- Born: 1775 Dudley, England
- Died: 1811 (aged 35–36) Rochdale, England
- Occupation: Minister

= Joseph Cooke =

English cleric (1775–1811)

Rev. Joseph Cooke (1775–1811), a Free Christian, was expelled by the Wesleyan Methodists on doctrinal grounds and became the inspiration behind the Methodist Unitarian movement formed under the leadership of another former Wesleyan, Joseph Ashworth.

==Biography==
Joseph Cooke was born near Dudley in the Black Country.

In 1795, Cooke entered the Methodist itinerancy. In 1803 he was appointed to the Wesleyan Methodist Chapel, Union Street, Rochdale, east Lancashire.
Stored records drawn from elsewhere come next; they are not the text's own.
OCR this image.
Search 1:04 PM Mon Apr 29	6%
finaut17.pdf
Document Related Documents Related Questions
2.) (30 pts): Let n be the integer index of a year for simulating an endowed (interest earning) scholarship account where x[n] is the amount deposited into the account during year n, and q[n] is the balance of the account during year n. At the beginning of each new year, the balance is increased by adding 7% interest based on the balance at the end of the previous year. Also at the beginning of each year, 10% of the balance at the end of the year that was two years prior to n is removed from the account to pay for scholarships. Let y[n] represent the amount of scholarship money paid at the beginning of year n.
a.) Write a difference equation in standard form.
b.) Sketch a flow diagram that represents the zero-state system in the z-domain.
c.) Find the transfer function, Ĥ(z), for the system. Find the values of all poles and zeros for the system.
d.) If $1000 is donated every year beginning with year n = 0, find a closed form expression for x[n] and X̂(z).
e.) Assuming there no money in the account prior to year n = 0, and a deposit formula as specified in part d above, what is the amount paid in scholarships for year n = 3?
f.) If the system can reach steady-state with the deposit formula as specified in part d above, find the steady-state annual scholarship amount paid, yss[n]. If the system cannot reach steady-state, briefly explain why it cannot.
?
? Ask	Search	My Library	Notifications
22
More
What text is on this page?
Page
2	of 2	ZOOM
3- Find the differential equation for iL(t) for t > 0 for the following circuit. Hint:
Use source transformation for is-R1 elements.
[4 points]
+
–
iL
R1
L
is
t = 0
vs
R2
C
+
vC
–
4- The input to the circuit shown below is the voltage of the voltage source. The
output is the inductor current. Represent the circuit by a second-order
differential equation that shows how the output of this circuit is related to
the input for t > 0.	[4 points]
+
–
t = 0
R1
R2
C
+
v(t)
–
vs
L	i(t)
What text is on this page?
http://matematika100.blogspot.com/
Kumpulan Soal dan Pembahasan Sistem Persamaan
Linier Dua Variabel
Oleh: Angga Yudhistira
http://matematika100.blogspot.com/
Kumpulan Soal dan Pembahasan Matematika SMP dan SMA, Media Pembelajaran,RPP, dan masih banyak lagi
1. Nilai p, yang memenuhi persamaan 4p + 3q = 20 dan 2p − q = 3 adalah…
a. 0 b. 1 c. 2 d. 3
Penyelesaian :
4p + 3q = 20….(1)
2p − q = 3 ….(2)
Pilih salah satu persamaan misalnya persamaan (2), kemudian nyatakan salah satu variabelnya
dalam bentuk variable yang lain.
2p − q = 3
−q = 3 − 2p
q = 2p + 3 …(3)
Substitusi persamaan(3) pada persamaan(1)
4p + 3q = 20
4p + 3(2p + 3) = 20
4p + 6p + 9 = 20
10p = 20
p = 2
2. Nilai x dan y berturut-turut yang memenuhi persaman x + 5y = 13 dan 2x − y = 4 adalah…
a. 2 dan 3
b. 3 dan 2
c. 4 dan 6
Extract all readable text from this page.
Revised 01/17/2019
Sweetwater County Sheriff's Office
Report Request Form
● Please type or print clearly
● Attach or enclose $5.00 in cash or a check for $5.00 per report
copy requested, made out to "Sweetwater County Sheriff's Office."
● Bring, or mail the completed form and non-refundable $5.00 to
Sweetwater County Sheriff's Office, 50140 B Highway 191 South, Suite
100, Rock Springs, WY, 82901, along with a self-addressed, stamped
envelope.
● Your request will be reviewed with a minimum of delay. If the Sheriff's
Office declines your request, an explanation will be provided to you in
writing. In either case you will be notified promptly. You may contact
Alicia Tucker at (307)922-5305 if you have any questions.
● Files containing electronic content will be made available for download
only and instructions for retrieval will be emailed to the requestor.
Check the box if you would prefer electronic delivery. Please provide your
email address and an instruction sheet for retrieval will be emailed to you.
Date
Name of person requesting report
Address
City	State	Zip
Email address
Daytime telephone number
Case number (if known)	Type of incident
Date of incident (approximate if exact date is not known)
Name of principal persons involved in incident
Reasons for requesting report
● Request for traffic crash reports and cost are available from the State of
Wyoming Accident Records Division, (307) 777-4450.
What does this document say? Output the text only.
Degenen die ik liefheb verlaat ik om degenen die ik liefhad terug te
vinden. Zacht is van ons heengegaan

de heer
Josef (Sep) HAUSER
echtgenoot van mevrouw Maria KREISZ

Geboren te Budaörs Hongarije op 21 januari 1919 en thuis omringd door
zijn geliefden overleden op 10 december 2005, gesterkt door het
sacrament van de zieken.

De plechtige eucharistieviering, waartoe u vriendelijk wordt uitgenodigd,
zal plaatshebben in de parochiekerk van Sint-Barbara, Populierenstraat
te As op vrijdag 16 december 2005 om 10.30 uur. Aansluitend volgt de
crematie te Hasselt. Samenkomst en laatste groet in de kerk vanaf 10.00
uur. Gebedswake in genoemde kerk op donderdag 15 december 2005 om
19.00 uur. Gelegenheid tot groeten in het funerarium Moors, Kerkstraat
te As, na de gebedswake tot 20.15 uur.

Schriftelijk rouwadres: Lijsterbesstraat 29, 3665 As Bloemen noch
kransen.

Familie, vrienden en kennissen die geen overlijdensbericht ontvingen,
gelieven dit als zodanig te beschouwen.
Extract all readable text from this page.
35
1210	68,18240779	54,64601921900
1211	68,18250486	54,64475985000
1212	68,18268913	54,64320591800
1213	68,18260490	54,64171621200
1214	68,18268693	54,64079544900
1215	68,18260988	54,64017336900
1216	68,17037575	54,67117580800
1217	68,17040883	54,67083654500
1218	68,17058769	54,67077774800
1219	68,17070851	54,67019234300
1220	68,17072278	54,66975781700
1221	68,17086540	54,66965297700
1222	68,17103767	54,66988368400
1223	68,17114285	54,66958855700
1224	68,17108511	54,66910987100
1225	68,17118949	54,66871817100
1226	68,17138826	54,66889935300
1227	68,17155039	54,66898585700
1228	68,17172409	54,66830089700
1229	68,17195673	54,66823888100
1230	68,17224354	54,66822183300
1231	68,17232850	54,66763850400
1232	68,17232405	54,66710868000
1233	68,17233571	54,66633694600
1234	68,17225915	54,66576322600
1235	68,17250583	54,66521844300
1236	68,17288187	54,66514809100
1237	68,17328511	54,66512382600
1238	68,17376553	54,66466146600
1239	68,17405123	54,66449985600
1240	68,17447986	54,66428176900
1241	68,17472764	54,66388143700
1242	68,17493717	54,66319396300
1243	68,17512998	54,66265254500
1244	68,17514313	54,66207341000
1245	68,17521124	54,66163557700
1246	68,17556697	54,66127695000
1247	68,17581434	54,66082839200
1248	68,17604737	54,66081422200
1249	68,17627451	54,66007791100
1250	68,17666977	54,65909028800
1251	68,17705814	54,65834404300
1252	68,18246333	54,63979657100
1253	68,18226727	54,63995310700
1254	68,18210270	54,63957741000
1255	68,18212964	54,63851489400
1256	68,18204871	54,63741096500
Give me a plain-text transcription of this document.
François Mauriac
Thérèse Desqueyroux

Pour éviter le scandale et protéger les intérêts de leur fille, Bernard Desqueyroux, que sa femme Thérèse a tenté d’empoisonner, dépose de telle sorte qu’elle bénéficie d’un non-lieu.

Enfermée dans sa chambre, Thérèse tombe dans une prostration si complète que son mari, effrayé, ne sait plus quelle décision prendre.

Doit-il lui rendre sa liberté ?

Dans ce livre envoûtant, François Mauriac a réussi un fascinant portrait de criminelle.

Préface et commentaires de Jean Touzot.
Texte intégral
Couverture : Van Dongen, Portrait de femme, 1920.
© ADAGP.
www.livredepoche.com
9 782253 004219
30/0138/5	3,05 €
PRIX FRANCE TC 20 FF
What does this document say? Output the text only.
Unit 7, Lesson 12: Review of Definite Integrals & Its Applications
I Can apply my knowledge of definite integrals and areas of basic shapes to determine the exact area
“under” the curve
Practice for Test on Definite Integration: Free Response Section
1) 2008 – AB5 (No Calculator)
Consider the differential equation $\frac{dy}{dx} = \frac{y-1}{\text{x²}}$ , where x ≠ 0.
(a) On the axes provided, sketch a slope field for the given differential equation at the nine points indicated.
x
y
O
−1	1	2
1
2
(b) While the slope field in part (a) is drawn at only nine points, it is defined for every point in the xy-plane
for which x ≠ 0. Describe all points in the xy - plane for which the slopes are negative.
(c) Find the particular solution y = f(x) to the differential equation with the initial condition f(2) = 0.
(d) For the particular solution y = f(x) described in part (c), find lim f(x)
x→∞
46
During his ministry in the mill town he was rebuked by the Conference and transferred to Sunderland.

Whilst in the north-east, his supporters in Rochdale published two of his sermons on justification by faith. Later, during the 1806 Conference, he was expelled from the Wesleyan Methodists for preaching doctrines incompatible with Methodist beliefs. A significant proportion of the Union Street congregation supported their former minister and helped him to establish a brand-new chapel (The Providence Chapel, High Street) in Rochdale. Cooke ministered in the chapel and the surrounding districts until his death in 1811. At the time of Cooke's premature demise there were more than 1,000 'Cookites', organised around 16 'preaching-stations' and served by 18 preachers.

==Methodist Unitarians==
After Cooke's death, Providence Chapel building in Rochdale was sold to a Congregationalist group.

Like many English General Baptists, the Cookites throughout east Lancashire were persuaded by Richard Wright (1765–1836), 'the Unitarian missionary', to make common cause with their liberal Christian counterparts within Unitarianism. In Rochdale, led by James Wilkinson, the Cookites, or 'Methodist Unitarians' as they soon became known, erected a new chapel in Clover Street in 1818. The chapel soon became known locally as the 'Co-op chapel' "because Wilkinson and at least nine of the original co-operators worshipped there". (This Methodist Unitarian link to the early labour movement continued. For example, both James Taylor and James Mills, the Rochdale and the Oldham delegates to the first Chartist convention in 1839, were Methodist Unitarians).

In 1890, the Clover Street Chapel congregation merged with the much older (seventeenth century) Unitarian meeting, Blackwater Street, and remains active today as part of the General Assembly of Unitarian and Free Christian Churches.

==Unitarian organizations==
In 1915, the Unitarian Historical Society was founded. It encourages and supports the study of Unitarian history and that of its constituent and related traditions, including the Methodist Unitarian movement inspired by Joseph Cooke.

The Unitarian Christian Association was founded in 1991. One of its aims is to promote Unitarian Christian religion in the congregations of the General Assembly of Unitarian and Free Christian Churches. This is an aim that Cooke himself would have approved of.